Stocks tumbled in late trading today, and the S&P 500 Index (^GSPC -0.01%) was no exception. Cratering 23 points, or 1.4% today to close at 1,630, the S&P was still able to eke out gains in May, registering a seventh-straight month of advances, the longest winning streak since markets started rebounding in 2009. Today's broad market declines, however, were still outdone by the severe drops in today's three laggards.

Filtration systems producer Pall (NYSE: PLL) leads off today's list, having slumped 5.1%. The company reported quarterly results after the markets closed yesterday, and investors were underwhelmed. Sales didn't live up to expectations, although earnings actually beat estimates. The company's outlook really stung shares: Pall said that European expansion was going well, while operations in China were sluggish. Apart from that being the inverse version of what Wall Street wanted to hear, the company also lowered guidance for the fiscal year.

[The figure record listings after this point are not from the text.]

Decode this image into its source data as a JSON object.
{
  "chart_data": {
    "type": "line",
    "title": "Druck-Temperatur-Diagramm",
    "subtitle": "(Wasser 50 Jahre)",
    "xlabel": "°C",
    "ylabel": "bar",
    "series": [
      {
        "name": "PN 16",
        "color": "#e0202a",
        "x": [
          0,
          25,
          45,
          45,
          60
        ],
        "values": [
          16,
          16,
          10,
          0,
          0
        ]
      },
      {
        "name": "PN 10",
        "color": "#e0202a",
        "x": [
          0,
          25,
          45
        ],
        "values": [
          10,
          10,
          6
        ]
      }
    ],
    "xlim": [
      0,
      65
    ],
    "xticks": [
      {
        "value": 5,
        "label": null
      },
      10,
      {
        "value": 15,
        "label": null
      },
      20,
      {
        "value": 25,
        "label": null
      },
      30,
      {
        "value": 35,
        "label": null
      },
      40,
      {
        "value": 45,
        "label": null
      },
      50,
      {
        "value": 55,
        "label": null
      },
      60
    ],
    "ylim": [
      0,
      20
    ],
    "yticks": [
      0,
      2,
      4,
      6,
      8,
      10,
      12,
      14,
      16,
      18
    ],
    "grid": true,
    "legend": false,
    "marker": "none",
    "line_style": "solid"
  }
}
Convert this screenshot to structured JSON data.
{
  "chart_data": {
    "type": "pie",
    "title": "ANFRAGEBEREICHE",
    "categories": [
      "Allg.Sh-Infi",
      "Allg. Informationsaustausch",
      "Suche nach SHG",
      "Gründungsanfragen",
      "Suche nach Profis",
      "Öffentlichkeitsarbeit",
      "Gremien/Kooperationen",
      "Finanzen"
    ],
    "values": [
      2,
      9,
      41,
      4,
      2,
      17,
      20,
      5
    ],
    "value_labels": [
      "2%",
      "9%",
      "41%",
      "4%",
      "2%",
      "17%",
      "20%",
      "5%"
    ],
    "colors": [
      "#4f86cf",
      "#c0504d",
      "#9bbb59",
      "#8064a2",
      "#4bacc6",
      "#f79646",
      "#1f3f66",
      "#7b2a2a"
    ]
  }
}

Shares in SAIC (NYSE: SAI) fell 4.9% Friday, the last full day of trading before Monday's quarterly report. Shareholders panicked today ahead of the announcement; analysts are calling for earnings to slide nearly 25% from year-ago levels, while revenue is projected to fall by 7%. However, it appears today's fall has more to do with the broad sell-off on Wall Street than the company itself; shares were up more than 3% after hours.

Lastly, biotech Amgen (AMGN 0.29%) slipped 4.5% today, as the health-care sector ended as the worst performing area of the markets Friday. As fellow Fool contributor Maxx Chatsko points out, Amgen is due to be coming up against competition from generic drugs in upcoming years for some of its most successful products as the remedies come off patent.